The maximum a posteriori probability (MAP) is the value (or values) of \(\theta\) that maximize the posterior pdf or pmf:

\[\begin{align*} \hat{\theta}_{\text{MAP}} & = \operatorname{argmax}_\theta \Pr(\theta | \boldsymbol{x}) \\ & = \operatorname{argmax}_\theta L(\theta ; \boldsymbol{x}) f(\theta) \end{align*}\]

This is a frequentist-esque use of the Bayesian framework.

34.6 Loss Functions

Let \(\mathcal{L}\left(\theta, \tilde{\theta}\right)\) be a loss function for a given estimator \(\tilde{\theta}\).
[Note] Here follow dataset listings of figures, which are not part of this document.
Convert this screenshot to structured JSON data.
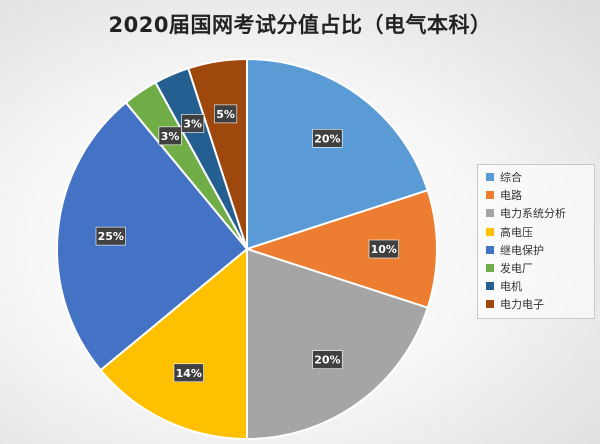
{
  "chart_data": {
    "type": "pie",
    "title": "2020届国网考试分值占比（电气本科）",
    "series": [
      {
        "name": "综合",
        "value": 20,
        "label": "20%",
        "color": "#5B9BD5"
      },
      {
        "name": "电路",
        "value": 10,
        "label": "10%",
        "color": "#ED7D31"
      },
      {
        "name": "电力系统分析",
        "value": 20,
        "label": "20%",
        "color": "#A5A5A5"
      },
      {
        "name": "高电压",
        "value": 14,
        "label": "14%",
        "color": "#FFC000"
      },
      {
        "name": "继电保护",
        "value": 25,
        "label": "25%",
        "color": "#4472C4"
      },
      {
        "name": "发电厂",
        "value": 3,
        "label": "3%",
        "color": "#70AD47"
      },
      {
        "name": "电机",
        "value": 3,
        "label": "3%",
        "color": "#255E91"
      },
      {
        "name": "电力电子",
        "value": 5,
        "label": "5%",
        "color": "#9E480E"
      }
    ],
    "legend": "right",
    "start": "top-clockwise"
  }
}
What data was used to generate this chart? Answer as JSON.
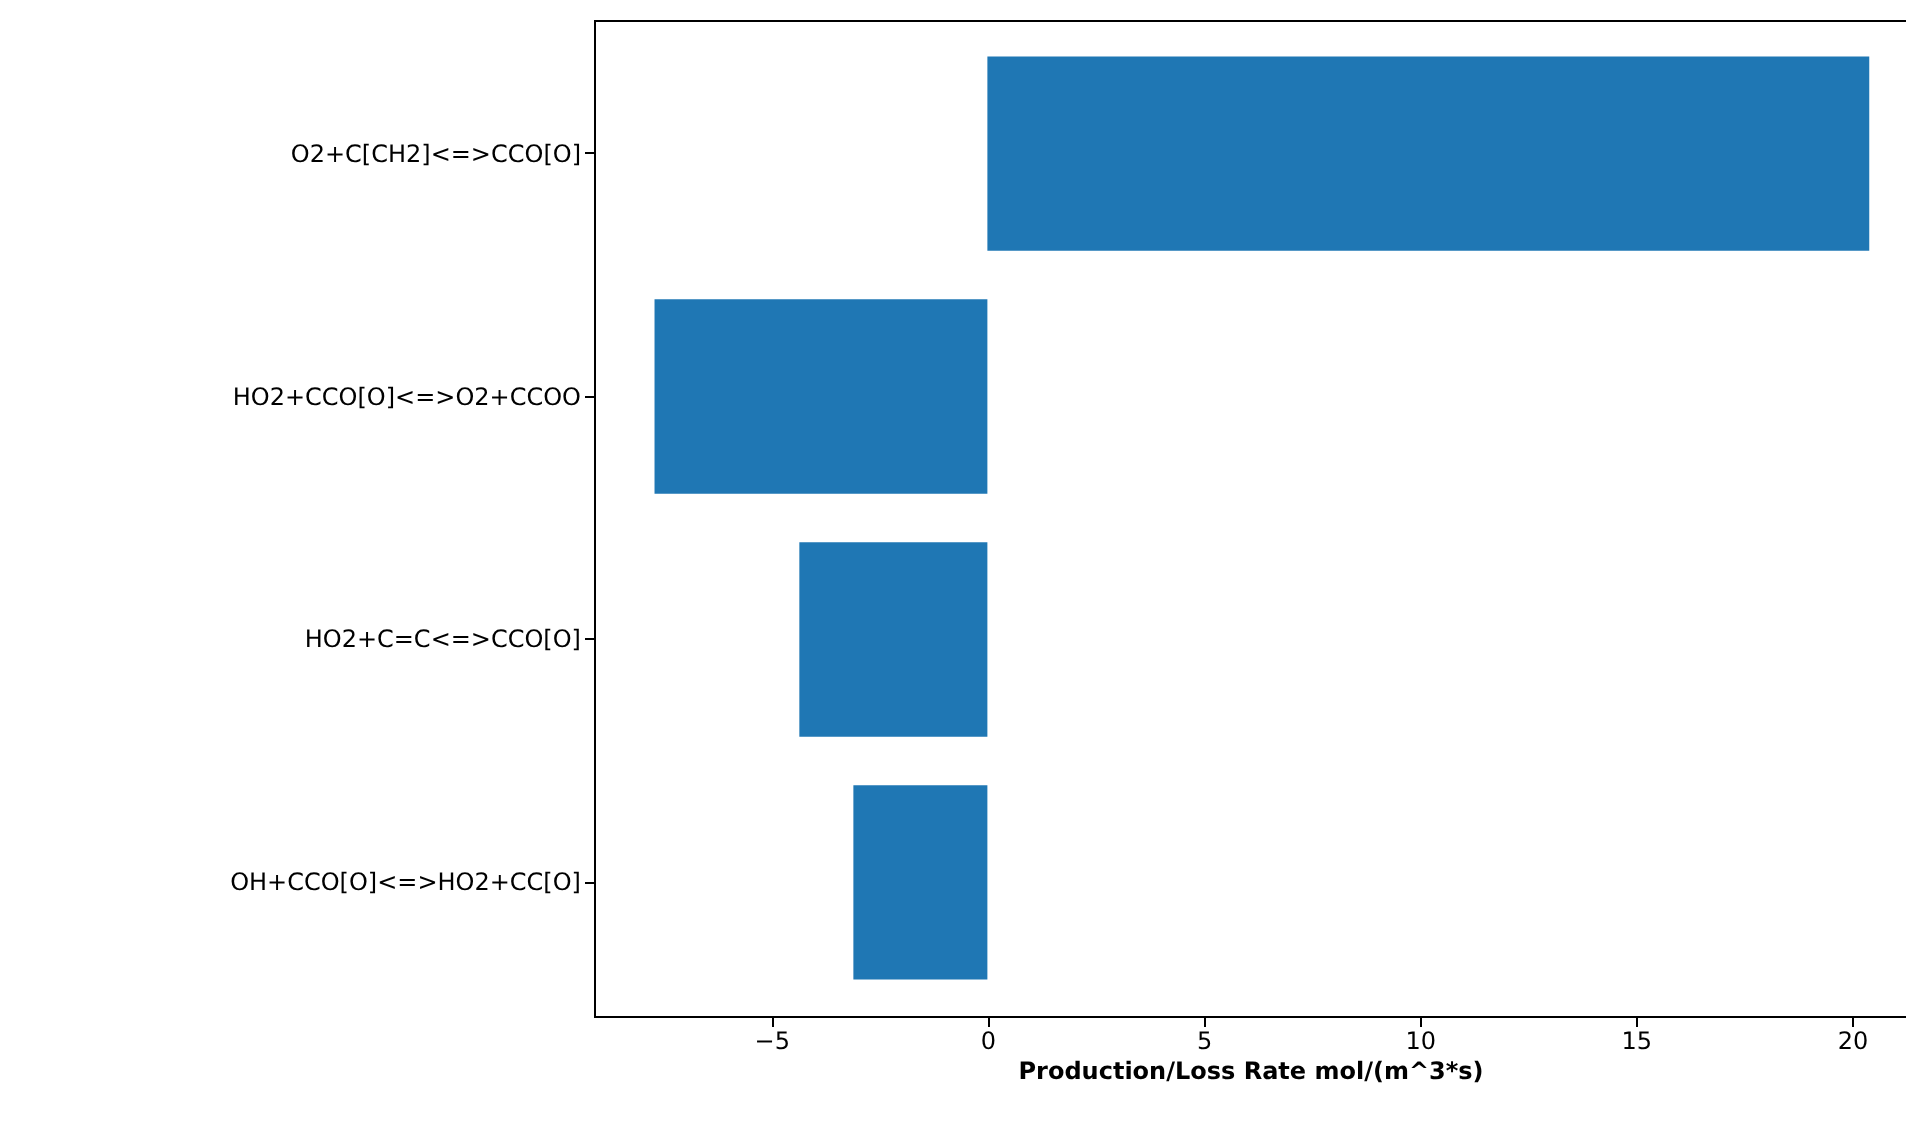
{
  "chart_data": {
    "type": "bar",
    "orientation": "horizontal",
    "categories": [
      "O2+C[CH2]<=>CCO[O]",
      "HO2+CCO[O]<=>O2+CCOO",
      "HO2+C=C<=>CCO[O]",
      "OH+CCO[O]<=>HO2+CC[O]"
    ],
    "values": [
      20.4,
      -7.7,
      -4.35,
      -3.1
    ],
    "color": "#1f77b4",
    "xlim": [
      -9.1,
      21.25
    ],
    "xticks": [
      -5,
      0,
      5,
      10,
      15,
      20
    ],
    "xlabel": "Production/Loss Rate mol/(m^3*s)",
    "grid": false
  }
}
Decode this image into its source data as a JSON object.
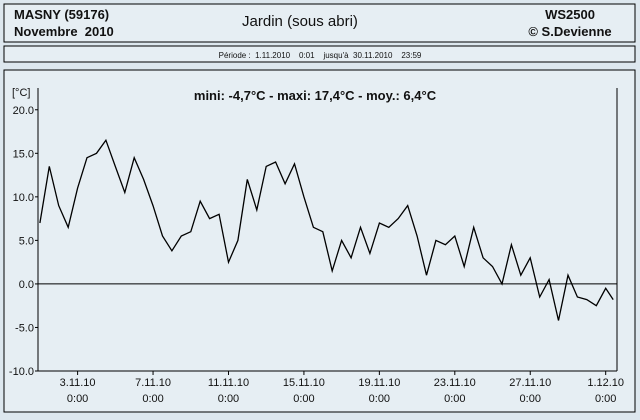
{
  "header": {
    "station": "MASNY (59176)",
    "month": "Novembre  2010",
    "title": "Jardin (sous abri)",
    "device": "WS2500",
    "author": "© S.Devienne",
    "period": "Période :  1.11.2010    0:01    jusqu'à  30.11.2010    23:59"
  },
  "chart_data": {
    "type": "line",
    "title": "mini: -4,7°C - maxi: 17,4°C - moy.: 6,4°C",
    "y_label": "[°C]",
    "color": "#000000",
    "zero_line": true,
    "x": [
      0,
      0.5,
      1,
      1.5,
      2,
      2.5,
      3,
      3.5,
      4,
      4.5,
      5,
      5.5,
      6,
      6.5,
      7,
      7.5,
      8,
      8.5,
      9,
      9.5,
      10,
      10.5,
      11,
      11.5,
      12,
      12.5,
      13,
      13.5,
      14,
      14.5,
      15,
      15.5,
      16,
      16.5,
      17,
      17.5,
      18,
      18.5,
      19,
      19.5,
      20,
      20.5,
      21,
      21.5,
      22,
      22.5,
      23,
      23.5,
      24,
      24.5,
      25,
      25.5,
      26,
      26.5,
      27,
      27.5,
      28,
      28.5,
      29,
      29.5,
      30,
      30.4
    ],
    "values": [
      7,
      13.5,
      9,
      6.5,
      11,
      14.5,
      15,
      16.5,
      13.5,
      10.5,
      14.5,
      12,
      9,
      5.5,
      3.8,
      5.5,
      6,
      9.5,
      7.5,
      8,
      2.5,
      5,
      12,
      8.5,
      13.5,
      14,
      11.5,
      13.8,
      10,
      6.5,
      6,
      1.5,
      5,
      3,
      6.5,
      3.5,
      7,
      6.5,
      7.5,
      9,
      5.5,
      1,
      5,
      4.5,
      5.5,
      2,
      6.5,
      3,
      2,
      0,
      4.5,
      1,
      3,
      -1.5,
      0.5,
      -4.2,
      1,
      -1.5,
      -1.8,
      -2.5,
      -0.5,
      -1.8
    ],
    "xlim": [
      -0.1,
      30.6
    ],
    "ylim": [
      -10,
      22.5
    ],
    "xticks": [
      {
        "value": 2,
        "label": "3.11.10 0:00"
      },
      {
        "value": 6,
        "label": "7.11.10 0:00"
      },
      {
        "value": 10,
        "label": "11.11.10 0:00"
      },
      {
        "value": 14,
        "label": "15.11.10 0:00"
      },
      {
        "value": 18,
        "label": "19.11.10 0:00"
      },
      {
        "value": 22,
        "label": "23.11.10 0:00"
      },
      {
        "value": 26,
        "label": "27.11.10 0:00"
      },
      {
        "value": 30,
        "label": "1.12.10 0:00"
      }
    ],
    "yticks": [
      {
        "value": -10,
        "label": "-10.0"
      },
      {
        "value": -5,
        "label": "-5.0"
      },
      {
        "value": 0,
        "label": "0.0"
      },
      {
        "value": 5,
        "label": "5.0"
      },
      {
        "value": 10,
        "label": "10.0"
      },
      {
        "value": 15,
        "label": "15.0"
      },
      {
        "value": 20,
        "label": "20.0"
      }
    ]
  }
}
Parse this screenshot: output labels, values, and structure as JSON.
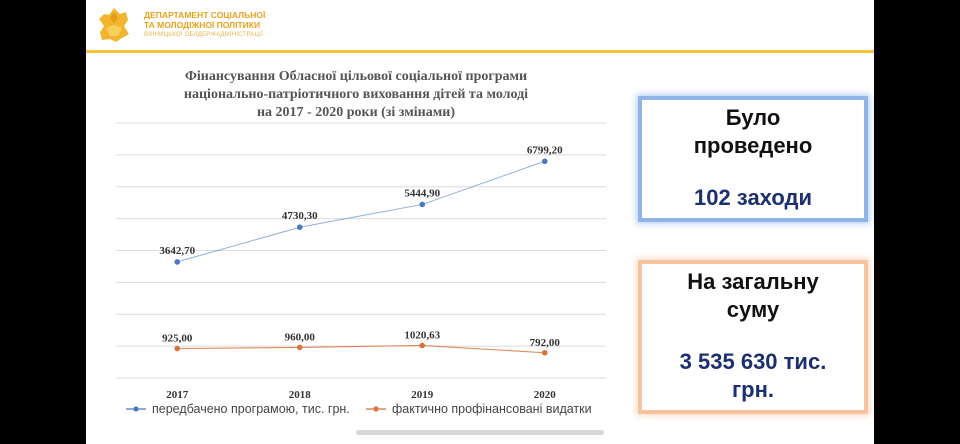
{
  "header": {
    "org_line1": "Департамент соціальної",
    "org_line2": "та молодіжної політики",
    "org_line3": "вінницької облдержадміністрації"
  },
  "chart_title_lines": [
    "Фінансування Обласної цільової соціальної програми",
    "національно-патріотичного виховання дітей та молоді",
    "на 2017 - 2020 роки (зі змінами)"
  ],
  "info_boxes": {
    "events": {
      "line1": "Було",
      "line2": "проведено",
      "line3": "102 заходи"
    },
    "total": {
      "line1": "На загальну",
      "line2": "суму",
      "line3": "3 535 630 тис.",
      "line4": "грн."
    }
  },
  "colors": {
    "planned_series": "#4a78c2",
    "actual_series": "#d8743a",
    "logo": "#f2b62e",
    "header_accent": "#f6c23a"
  },
  "chart_data": {
    "type": "line",
    "title": "Фінансування Обласної цільової соціальної програми національно-патріотичного виховання дітей та молоді на 2017 - 2020 роки (зі змінами)",
    "x": [
      "2017",
      "2018",
      "2019",
      "2020"
    ],
    "series": [
      {
        "name": "передбачено програмою, тис. грн.",
        "values": [
          3642.7,
          4730.3,
          5444.9,
          6799.2
        ],
        "labels": [
          "3642,70",
          "4730,30",
          "5444,90",
          "6799,20"
        ]
      },
      {
        "name": "фактично профінансовані видатки",
        "values": [
          925.0,
          960.0,
          1020.63,
          792.0
        ],
        "labels": [
          "925,00",
          "960,00",
          "1020,63",
          "792,00"
        ]
      }
    ],
    "ylim": [
      0,
      8000
    ],
    "grid": true,
    "legend": "bottom"
  }
}
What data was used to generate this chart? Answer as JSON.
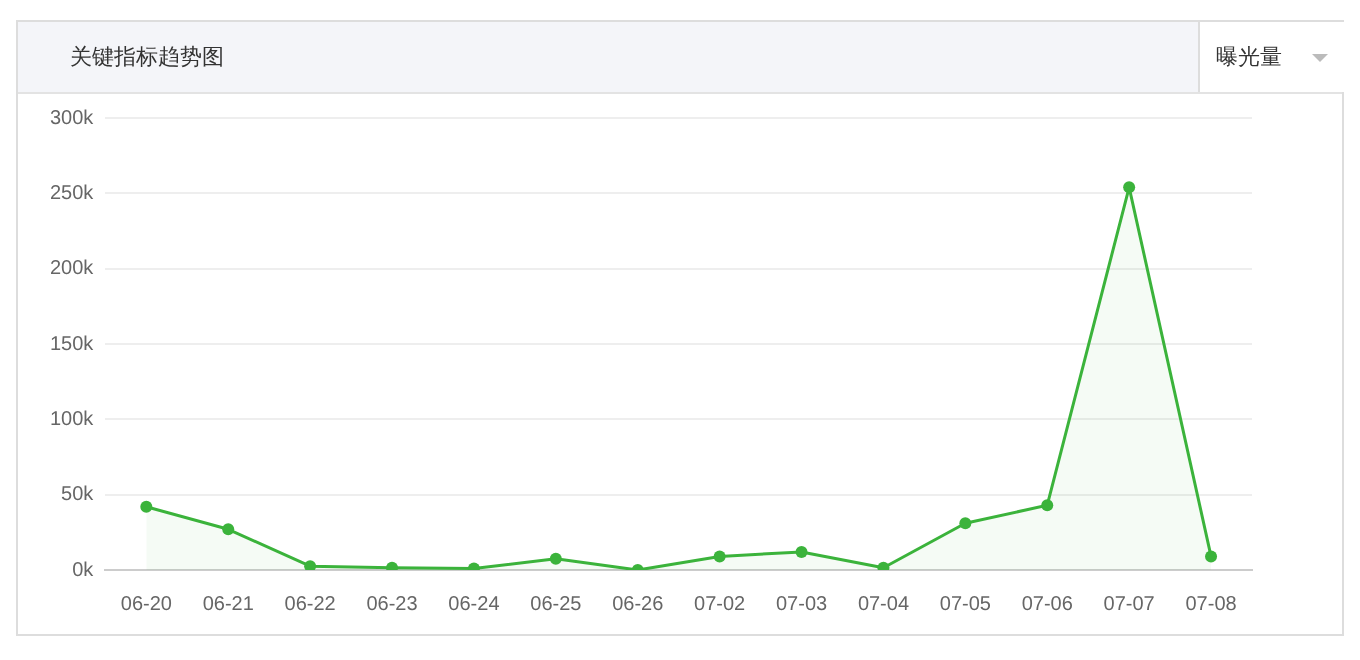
{
  "chart_data": {
    "type": "area",
    "title": "关键指标趋势图",
    "annotations": [
      "曝光量"
    ],
    "categories": [
      "06-20",
      "06-21",
      "06-22",
      "06-23",
      "06-24",
      "06-25",
      "06-26",
      "07-02",
      "07-03",
      "07-04",
      "07-05",
      "07-06",
      "07-07",
      "07-08"
    ],
    "series": [
      {
        "color": "#3bb33b",
        "values": [
          42000,
          27000,
          2500,
          1500,
          1000,
          7500,
          0,
          9000,
          12000,
          1500,
          31000,
          43000,
          254000,
          9000
        ]
      }
    ],
    "ylim": [
      0,
      300000
    ],
    "yticks": [
      {
        "value": 0,
        "label": "0k"
      },
      {
        "value": 50000,
        "label": "50k"
      },
      {
        "value": 100000,
        "label": "100k"
      },
      {
        "value": 150000,
        "label": "150k"
      },
      {
        "value": 200000,
        "label": "200k"
      },
      {
        "value": 250000,
        "label": "250k"
      },
      {
        "value": 300000,
        "label": "300k"
      }
    ],
    "grid": "y",
    "marker": "circle",
    "legend": false
  }
}
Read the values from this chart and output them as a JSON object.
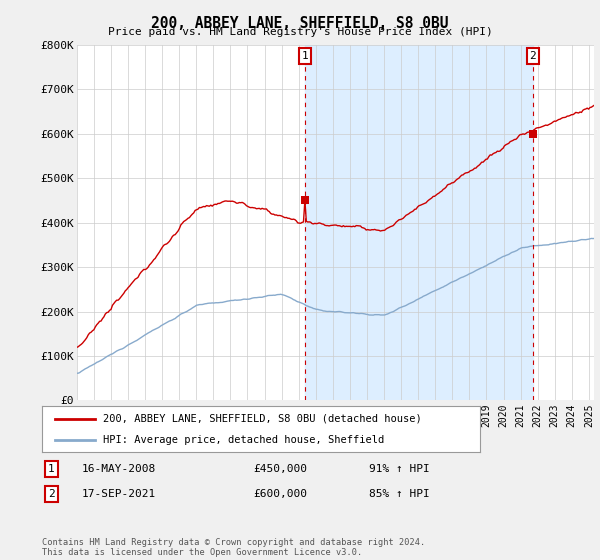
{
  "title": "200, ABBEY LANE, SHEFFIELD, S8 0BU",
  "subtitle": "Price paid vs. HM Land Registry's House Price Index (HPI)",
  "ylabel_ticks": [
    "£0",
    "£100K",
    "£200K",
    "£300K",
    "£400K",
    "£500K",
    "£600K",
    "£700K",
    "£800K"
  ],
  "ytick_values": [
    0,
    100000,
    200000,
    300000,
    400000,
    500000,
    600000,
    700000,
    800000
  ],
  "ylim": [
    0,
    800000
  ],
  "red_line_color": "#cc0000",
  "blue_line_color": "#88aacc",
  "shade_color": "#ddeeff",
  "annotation_box_color": "#cc0000",
  "legend_label_red": "200, ABBEY LANE, SHEFFIELD, S8 0BU (detached house)",
  "legend_label_blue": "HPI: Average price, detached house, Sheffield",
  "footnote": "Contains HM Land Registry data © Crown copyright and database right 2024.\nThis data is licensed under the Open Government Licence v3.0.",
  "annotation1_date": "16-MAY-2008",
  "annotation1_price": "£450,000",
  "annotation1_hpi": "91% ↑ HPI",
  "annotation2_date": "17-SEP-2021",
  "annotation2_price": "£600,000",
  "annotation2_hpi": "85% ↑ HPI",
  "background_color": "#f0f0f0",
  "plot_bg_color": "#ffffff",
  "sale1_year": 2008.375,
  "sale1_price": 450000,
  "sale2_year": 2021.708,
  "sale2_price": 600000,
  "xlim_start": 1995,
  "xlim_end": 2025.3
}
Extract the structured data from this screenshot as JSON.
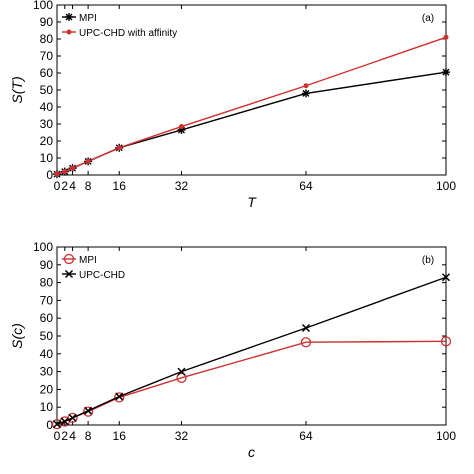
{
  "chart_data": [
    {
      "type": "line",
      "panel_label": "(a)",
      "xlabel": "T",
      "ylabel": "S(T)",
      "xlim": [
        0,
        100
      ],
      "ylim": [
        0,
        100
      ],
      "x_ticks": [
        0,
        2,
        4,
        8,
        16,
        32,
        64,
        100
      ],
      "y_ticks": [
        0,
        10,
        20,
        30,
        40,
        50,
        60,
        70,
        80,
        90,
        100
      ],
      "legend_position": "top-left",
      "series": [
        {
          "name": "MPI",
          "color": "#000000",
          "marker": "asterisk",
          "x": [
            0,
            2,
            4,
            8,
            16,
            32,
            64,
            100
          ],
          "y": [
            0.5,
            2,
            4,
            8,
            16,
            26.5,
            48,
            60.5
          ]
        },
        {
          "name": "UPC-CHD with affinity",
          "color": "#d03030",
          "marker": "dot",
          "x": [
            0,
            2,
            4,
            8,
            16,
            32,
            64,
            100
          ],
          "y": [
            0.5,
            2,
            4,
            8,
            16,
            28.5,
            52.5,
            81
          ]
        }
      ]
    },
    {
      "type": "line",
      "panel_label": "(b)",
      "xlabel": "c",
      "ylabel": "S(c)",
      "xlim": [
        0,
        100
      ],
      "ylim": [
        0,
        100
      ],
      "x_ticks": [
        0,
        2,
        4,
        8,
        16,
        32,
        64,
        100
      ],
      "y_ticks": [
        0,
        10,
        20,
        30,
        40,
        50,
        60,
        70,
        80,
        90,
        100
      ],
      "legend_position": "top-left",
      "series": [
        {
          "name": "MPI",
          "color": "#d03030",
          "marker": "circle",
          "x": [
            0,
            2,
            4,
            8,
            16,
            32,
            64,
            100
          ],
          "y": [
            0.5,
            2,
            4,
            7.5,
            15.5,
            26.5,
            46.5,
            47
          ]
        },
        {
          "name": "UPC-CHD",
          "color": "#000000",
          "marker": "x",
          "x": [
            0,
            2,
            4,
            8,
            16,
            32,
            64,
            100
          ],
          "y": [
            0.5,
            2,
            4,
            8,
            16,
            30,
            54.5,
            83
          ]
        }
      ]
    }
  ]
}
Examples are

\[ \mathcal{L}\left(\theta, \tilde{\theta}\right) = \left(\theta - \tilde{\theta}\right)^2 \mbox{ or } \mathcal{L}\left(\theta, \tilde{\theta}\right) = \left|\theta - \tilde{\theta}\right|. \]

Note that, where the expected value is over \(f(\boldsymbol{x}; \theta)\):

\[\begin{align*} \operatorname{E}\left[\left(\theta - \tilde{\theta}\right)^2\right] & = \left(\operatorname{E}\left[\tilde{\theta}\right] - \theta\right)^2 + \operatorname{Var}\left(\tilde{\theta}\right) \\ & = \mbox{bias}^2 + \mbox{variance} \end{align*}\]

34.7 Bayes Risk

The Bayes risk, \(R\left(\theta, \tilde{\theta}\right)\), is the expected loss with respect to the posterior:

\[ {\operatorname{E}}\left[ \left. \mathcal{L}\left(\theta, \tilde{\theta}\right) \right| \boldsymbol{x} \right] = \int \mathcal{L}\left(\theta, \tilde{\theta}\right) f(\theta | \boldsymbol{x}) d\theta \]

34.8 Bayes Estimators

The Bayes estimator minimizes the Bayes risk.

The posterior expectation \({\operatorname{E}}\left[ \left. \theta \right| \boldsymbol{x} \right]\) minimizes the Bayes risk of \(\mathcal{L}\left(\theta, \tilde{\theta}\right) = \left(\theta - \tilde{\theta}\right)^2\).

The median of \(f(\theta | \boldsymbol{x})\), calculated by \(F^{-1}_{\theta | \boldsymbol{x}}(1/2)\), minimizes the Bayes risk of \(\mathcal{L}\left(\theta, \tilde{\theta}\right) = \left|\theta - \tilde{\theta}\right|\).